Date: Jan 29, 2019

Investors and gold miners will be hoping that a bold prediction that the Australian dollar falls 15% to just US60c comes true – and fast.

The Capital Economics prediction is that the Australian dollar will fall to US60c this year and remain there until 2020 – its previous forecast was for US65c for 2019 and US70c for 2020.

The key to the lower forecast is that Capital Economics thinks the Reserve Bank of Australia will be forced to cut official interest rates from the current 1.5% to just 1% to support the ailing property market.

Iron ore and coal prices set to slide

Capital Economics is also bearish on the Australian dollar because it thinks commodity prices will slide on deepening trade woes in China – particularly Australia’s big volume iron ore and coal exports which make up around a third of our total exports.

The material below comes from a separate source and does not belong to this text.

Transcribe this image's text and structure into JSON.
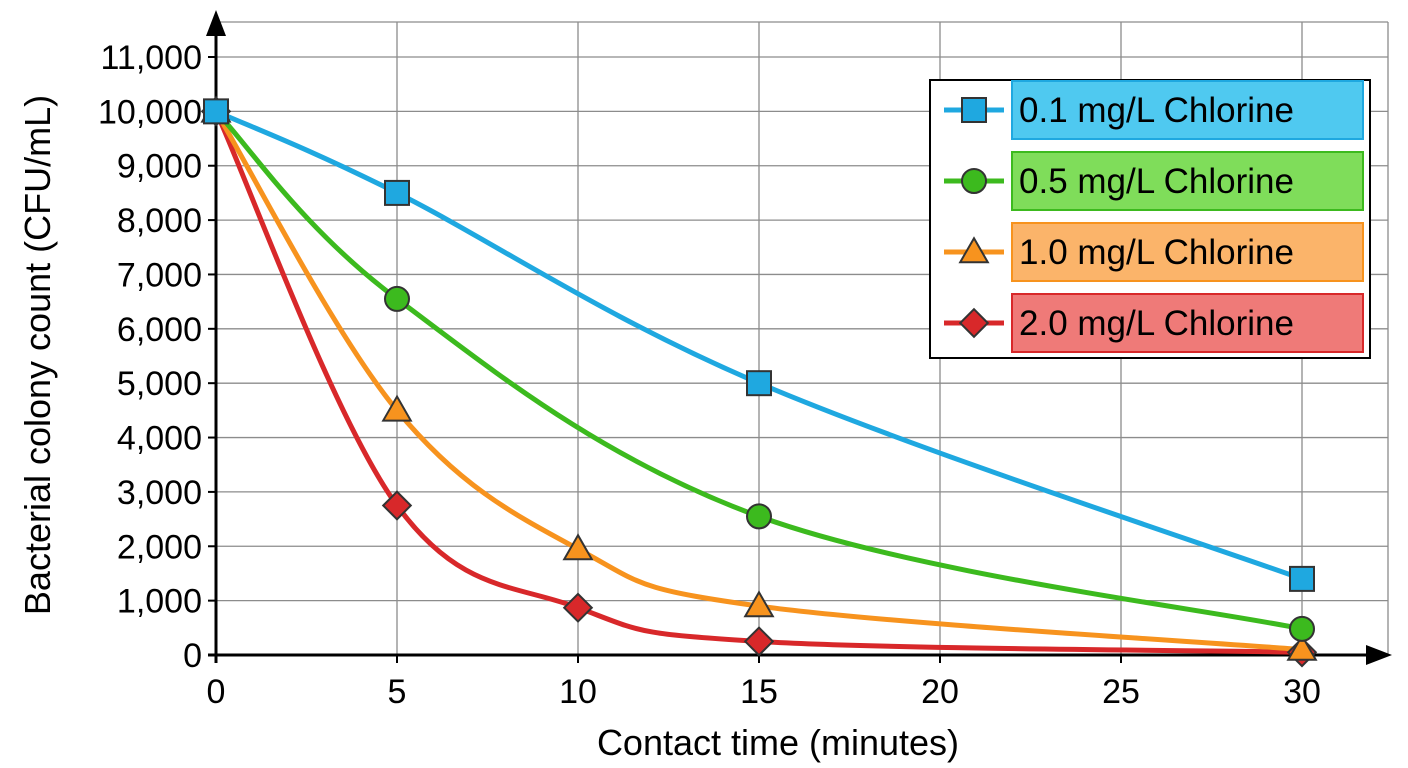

Lower interest rates would make the Australian dollar less attractive for investors compared to other countries with higher rates, while lower commodity prices would cut Australia’s trade performance.

Winners and losers

A lower dollar brings with it many notable pluses and minuses.

It would be fantastic for shareholders in many of the large Australian companies that have a lot of offshore earnings, such as CSL (ASX: CSL), Amcor (ASX: AMC) and James Hardie (ASX: JHX), to name a few.